Director Ceyda Torun’s film offers no scrolls of relevant statistics; no testimony by animal control officers, city fathers or health specialists; no fact-dispensing narration.
Instead we listen to everyday Istanbul residents talk about their relationships with the felines who share their lives. We marvel at some of the most amazing cat footage ever.
The tens of thousands of cats who live on Istanbul’s streets aren’t wild, exactly. They may not have owners as such, but most have struck up lasting relationships with one or more humans.
The cats receive food, grooming and occasional medical care; the humans report a significant improvement in their lives. (One fellow claims his cat buddies cured him of mental illness; now he devotes big part of every day and a substantial chunk of his income to feeding them.)
These aren’t your stereotypical cat ladies. They’re shop owners, cooks, fish mongers, pensioners, students and others who simply love living in a city where almost everywhere you look there’s a cat running, climbing, sleeping.

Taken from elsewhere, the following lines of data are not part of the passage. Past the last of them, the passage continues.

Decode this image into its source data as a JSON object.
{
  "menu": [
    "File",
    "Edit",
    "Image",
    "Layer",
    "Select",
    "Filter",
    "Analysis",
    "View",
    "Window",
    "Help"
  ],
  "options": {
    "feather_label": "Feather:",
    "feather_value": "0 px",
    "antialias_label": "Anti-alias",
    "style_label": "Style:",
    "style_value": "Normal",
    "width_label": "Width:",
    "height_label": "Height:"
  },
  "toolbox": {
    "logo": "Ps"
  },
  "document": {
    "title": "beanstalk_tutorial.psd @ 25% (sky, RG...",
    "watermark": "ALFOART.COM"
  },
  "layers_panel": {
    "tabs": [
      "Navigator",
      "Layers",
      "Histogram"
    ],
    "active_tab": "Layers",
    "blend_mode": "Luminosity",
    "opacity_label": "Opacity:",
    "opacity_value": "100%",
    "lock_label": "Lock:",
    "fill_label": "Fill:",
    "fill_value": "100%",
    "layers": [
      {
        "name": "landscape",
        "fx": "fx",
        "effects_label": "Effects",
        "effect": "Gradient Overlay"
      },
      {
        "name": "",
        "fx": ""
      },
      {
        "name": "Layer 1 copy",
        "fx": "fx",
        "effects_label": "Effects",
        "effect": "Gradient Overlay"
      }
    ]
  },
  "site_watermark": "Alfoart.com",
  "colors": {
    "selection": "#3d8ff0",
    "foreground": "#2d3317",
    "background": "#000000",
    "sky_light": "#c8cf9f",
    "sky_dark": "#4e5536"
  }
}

But the human/animal connections run deep. Says one young woman of her very first cat: “Let’s just say that if there’s an afterlife, I want to meet her again. Not my grandmother.”
A baker notes that he has spent thousands on medical care for the animals that regularly visit his shop: “We have a running tab at the vet’s.” The contents of his tip jar are earmarked for feline upkeep.
In fact, the mortality rate for these animals appears to be high. Some live to a ripe old age, but others die young, often to cancer and motorized traffic.
“Kedi” leaves a lot unsaid and unexplored. The origins of this huge cat population are referred to only tangentially — something about felines that arrived on Norwegian cargo ships in the 19th century and stayed. Apparently those furry visitors earned the city’s gratitude for taking on the rodent population.
Nor is there any discussion of whether having all these cats running wild poses health threats to humans. There may be cat haters in Istanbul, but you won’t find them in this documentary.
Visually “Kedi” is an absolute knockout. The cinematography by Alp Korfali and Charlie Wupperman is the equal of any National Geographic special. Although it must have been a lot more convenient filming in a place with lots of sidewalk cafes than in a jungle or desert.
Their cameras follow the cats on their daily rounds — usually at ground level, so that we see a world of human feet and legs. The cats appear to have been amazingly tolerant of the filmmakers in their midst.
We see these creatures playing, snoozing (a lot of that) and engaging in spectacular acrobatics (some of these pussies have the climbing ability of squirrels).
Some we stick with long enough to begin to appreciate their unique personalities, and why certain humans have glommed onto them.
Here’s the thing: You can’t own one of these cats. You have to be befriended by them.
There’s a lesson there for human relations as well.
Not to mention an awwwww factor that’s off the charts.